The response contains a unique userId and sessionId, along with the agent’s answer to our question. Furthermore, we can notice that our agent responds in character, staying true to its Java-centric personality, as we’ve defined in our system prompt.

Next, let’s continue this conversation by sending a follow-up question using the userId and sessionId from the above response:

http POST localhost:8080/api/v1/agent/interact \
  userId="df9d5324-8523-4eda-84fc-35fe32b95a0a" \
  sessionId="8fda105a-f64a-43eb-a80d-9d704692ad88" \
  question='But my professor said it was Python... is he wrong?'

Let’s see if our agent can maintain the context of our conversation and provide a relevant response:

{
    "userId": "df9d5324-8523-4eda-84fc-35fe32b95a0a",
    "sessionId": "8fda105a-f64a-43eb-a80d-9d704692ad88",
    "answer": "Ah, a sage's perspective is always valuable. While other languages, like Python, certainly have their own unique bytecode and classloaders, particularly for scripting and data operations, within the Baeldung realm, our focus remains steadfast on the enterprise-grade robustness and scalability that the Java ecosystem, powered by Spring Boot, meticulously crafts for the world. Perhaps your professor sees different design patterns for different problem domains."
}

As we can see, the agent does indeed maintain the conversation context and references the previous discussion. The userId and sessionId remain the same, indicating that the follow-up answer is a continuation of the same conversation.

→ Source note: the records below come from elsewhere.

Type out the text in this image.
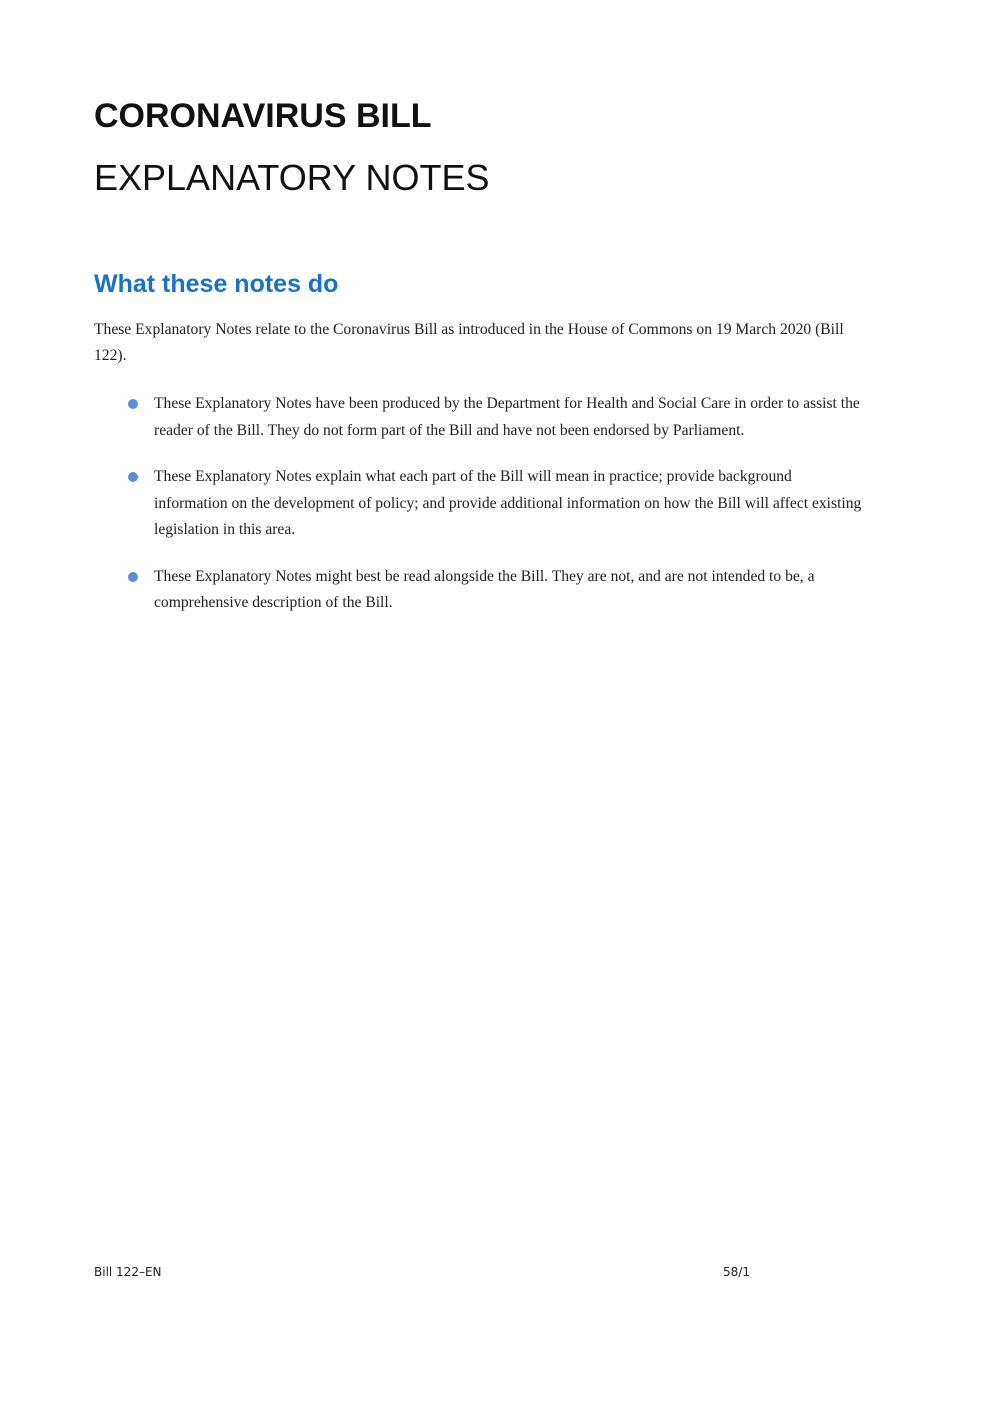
CORONAVIRUS BILL
EXPLANATORY NOTES
What these notes do

These Explanatory Notes relate to the Coronavirus Bill as introduced in the House of Commons on 19 March 2020 (Bill 122).

These Explanatory Notes have been produced by the Department for Health and Social Care in order to assist the reader of the Bill. They do not form part of the Bill and have not been endorsed by Parliament.
These Explanatory Notes explain what each part of the Bill will mean in practice; provide background information on the development of policy; and provide additional information on how the Bill will affect existing legislation in this area.
These Explanatory Notes might best be read alongside the Bill. They are not, and are not intended to be, a comprehensive description of the Bill.

Bill 122–EN	58/1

Finally, let’s verify that our agent can use the function calling capability we configured. We’ll inquire about the author details by mentioning an article title:

http POST localhost:8080/api/v1/agent/interact \
  question="Who wrote the article 'Testing CORS in Spring Boot' and how can I contact him?"

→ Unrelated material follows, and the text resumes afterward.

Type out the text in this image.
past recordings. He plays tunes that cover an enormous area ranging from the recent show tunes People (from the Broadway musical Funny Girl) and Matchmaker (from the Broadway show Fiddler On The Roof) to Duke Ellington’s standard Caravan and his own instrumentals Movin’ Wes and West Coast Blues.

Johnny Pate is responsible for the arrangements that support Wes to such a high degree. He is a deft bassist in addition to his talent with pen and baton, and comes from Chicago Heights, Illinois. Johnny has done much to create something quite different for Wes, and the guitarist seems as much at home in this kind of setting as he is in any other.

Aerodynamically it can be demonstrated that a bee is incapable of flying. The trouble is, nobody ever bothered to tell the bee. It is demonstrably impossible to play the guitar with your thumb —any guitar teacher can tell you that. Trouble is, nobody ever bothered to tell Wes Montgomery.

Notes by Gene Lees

Let’s invoke the API and see if the agent response contains the hardcoded author details:

{
    "userId": "1c86b561-d4c3-48ad-b0a1-eec3fd23e462",
    "sessionId": "c5a38c4d-3798-449a-87c7-3b3b1debb057",
    "answer": "Ah, a fellow developer seeking knowledge! Always a good sign. John Doe, a true artisan of the Spring Boot framework, crafted the guide on 'Testing CORS in Spring Boot'. You can reach him at [email protected]."
}

The above response verifies that our agent successfully invoked the fetch() function we defined earlier and incorporated the author details into its response.

5. Conclusion

In this article, we’ve explored how to build intelligent agents using the Google Agent Development Kit.

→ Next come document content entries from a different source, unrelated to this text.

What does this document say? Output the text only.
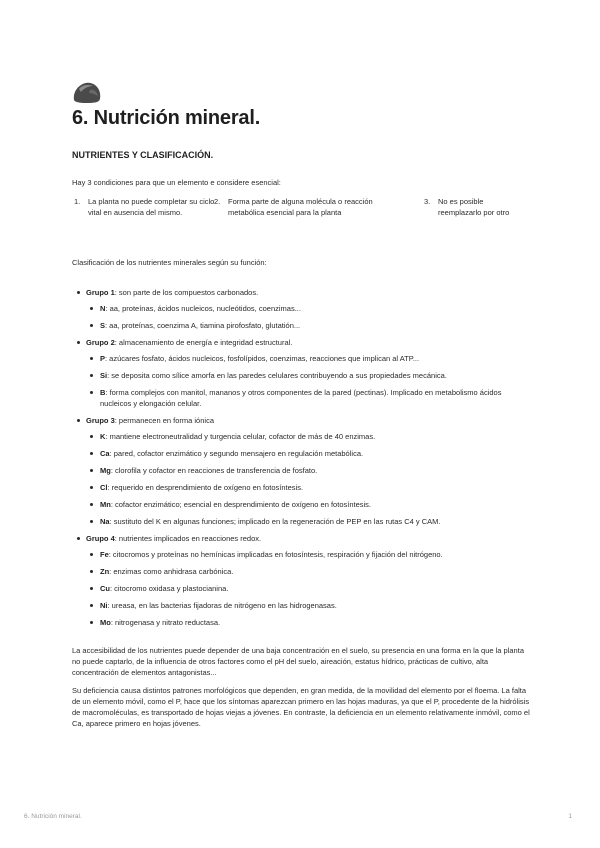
6. Nutrición mineral.
NUTRIENTES Y CLASIFICACIÓN.

Hay 3 condiciones para que un elemento e considere esencial:

1.	La planta no puede completar su ciclo vital en ausencia del mismo.
2.	Forma parte de alguna molécula o reacción metabólica esencial para la planta
3.	No es posible reemplazarlo por otro

Clasificación de los nutrientes minerales según su función:

Grupo 1: son parte de los compuestos carbonados.
N: aa, proteínas, ácidos nucleicos, nucleótidos, coenzimas...
S: aa, proteínas, coenzima A, tiamina pirofosfato, glutatión...
Grupo 2: almacenamiento de energía e integridad estructural.
P: azúcares fosfato, ácidos nucleicos, fosfolípidos, coenzimas, reacciones que implican al ATP...
Si: se deposita como sílice amorfa en las paredes celulares contribuyendo a sus propiedades mecánica.
B: forma complejos con manitol, mananos y otros componentes de la pared (pectinas). Implicado en metabolismo ácidos nucleicos y elongación celular.
Grupo 3: permanecen en forma iónica
K: mantiene electroneutralidad y turgencia celular, cofactor de más de 40 enzimas.
Ca: pared, cofactor enzimático y segundo mensajero en regulación metabólica.
Mg: clorofila y cofactor en reacciones de transferencia de fosfato.
Cl: requerido en desprendimiento de oxígeno en fotosíntesis.
Mn: cofactor enzimático; esencial en desprendimiento de oxígeno en fotosíntesis.
Na: sustituto del K en algunas funciones; implicado en la regeneración de PEP en las rutas C4 y CAM.
Grupo 4: nutrientes implicados en reacciones redox.
Fe: citocromos y proteínas no hemínicas implicadas en fotosíntesis, respiración y fijación del nitrógeno.
Zn: enzimas como anhidrasa carbónica.
Cu: citocromo oxidasa y plastocianina.
Ni: ureasa, en las bacterias fijadoras de nitrógeno en las hidrogenasas.
Mo: nitrogenasa y nitrato reductasa.

La accesibilidad de los nutrientes puede depender de una baja concentración en el suelo, su presencia en una forma en la que la planta no puede captarlo, de la influencia de otros factores como el pH del suelo, aireación, estatus hídrico, prácticas de cultivo, alta concentración de elementos antagonistas...

Su deficiencia causa distintos patrones morfológicos que dependen, en gran medida, de la movilidad del elemento por el floema. La falta de un elemento móvil, como el P, hace que los síntomas aparezcan primero en las hojas maduras, ya que el P, procedente de la hidrólisis de macromoléculas, es transportado de hojas viejas a jóvenes. En contraste, la deficiencia en un elemento relativamente inmóvil, como el Ca, aparece primero en hojas jóvenes.

6. Nutrición mineral.	1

We built a conversational agent, Baelgent. We configured a unique system prompt to define the agent’s personality, implemented session management to have it maintain context across interactions, and integrated it with a custom tool to extend its capabilities.

Finally, we interacted with our agent to see that it was able to maintain conversation history, respond in a consistent, personalized manner, and invoke the configured tool when needed.

As always, all the code examples used in this article are available over on GitHub.